Quand le street art entre en prison…

Depuis quelques mois, plusieurs street-artistes ont entrepris de faire rentrer leur art dans les prisons françaises. Une initiative qui méritait bien un article de la Mother !

 

Connus ou moins connus, de nombreux street-artistes profitent d’une écoute accrue de la part des pouvoirs publics pour développer la visibilité de leurs œuvres et leur donner une véritable dimension sociale. Partout en France, on voit émerger des projets qui donnent envie d’aimer encore plus le street-art et son apport dans la société, bien plus important qu’une unique question d’embellissement de l’espace public.
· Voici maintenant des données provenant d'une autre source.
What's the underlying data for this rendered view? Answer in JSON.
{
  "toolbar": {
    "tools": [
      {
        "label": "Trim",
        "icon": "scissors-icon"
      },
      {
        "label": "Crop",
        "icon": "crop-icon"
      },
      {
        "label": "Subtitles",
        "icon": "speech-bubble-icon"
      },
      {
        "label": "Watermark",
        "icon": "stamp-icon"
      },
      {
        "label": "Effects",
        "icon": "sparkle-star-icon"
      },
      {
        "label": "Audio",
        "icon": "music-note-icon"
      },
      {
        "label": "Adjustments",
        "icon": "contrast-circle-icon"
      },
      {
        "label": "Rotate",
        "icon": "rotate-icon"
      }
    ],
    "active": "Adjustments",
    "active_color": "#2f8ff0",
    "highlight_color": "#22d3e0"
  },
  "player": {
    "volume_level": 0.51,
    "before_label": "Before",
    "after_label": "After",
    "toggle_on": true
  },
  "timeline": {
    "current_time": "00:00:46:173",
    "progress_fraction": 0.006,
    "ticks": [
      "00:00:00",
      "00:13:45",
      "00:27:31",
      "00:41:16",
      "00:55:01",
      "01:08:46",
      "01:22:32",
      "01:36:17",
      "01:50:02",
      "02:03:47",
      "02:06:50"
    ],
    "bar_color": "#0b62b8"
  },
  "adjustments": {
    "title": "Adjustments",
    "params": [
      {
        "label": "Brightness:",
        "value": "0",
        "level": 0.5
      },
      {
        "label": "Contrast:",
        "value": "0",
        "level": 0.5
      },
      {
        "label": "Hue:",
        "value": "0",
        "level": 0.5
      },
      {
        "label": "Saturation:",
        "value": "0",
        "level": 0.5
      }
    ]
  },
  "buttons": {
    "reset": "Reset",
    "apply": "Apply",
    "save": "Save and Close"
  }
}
C215 - Maison d'Arrêt des femmes de Versailles

© C215 – Maison d’Arrêt des femmes de Versailles

Parmi ces street-artistes, le pochoiriste français Christian Guémy, alias C215, a peint plusieurs œuvres au sein des maisons d’arrêt de Versailles et Bois d’Arcy. Dans une récente interview à Mother Shaker, C215 nous expliquait que s’il travaillait dans les prisons, c’était « pour faire œuvre utile, ce n’est pas là où je vais m’y faire de la publicité. J’ai toujours voulu rester libre, faire ce que j’avais envie, fonctionner avec ma logique et rien d’autre. ».

Sur le site du ministère de la Justice, il ajoute par ailleurs «  J’ai toujours pensé que la prison était un lieu de vie comme un autre, pour les détenus comme pour les surveillants, et que la privation de liberté n’excluait pas la possibilité pour tous ceux qui y résident de se voir proposer des œuvres d’art leur permettant de s’échapper noblement, par l’esprit, du confinement imposé par l’incarcération. ».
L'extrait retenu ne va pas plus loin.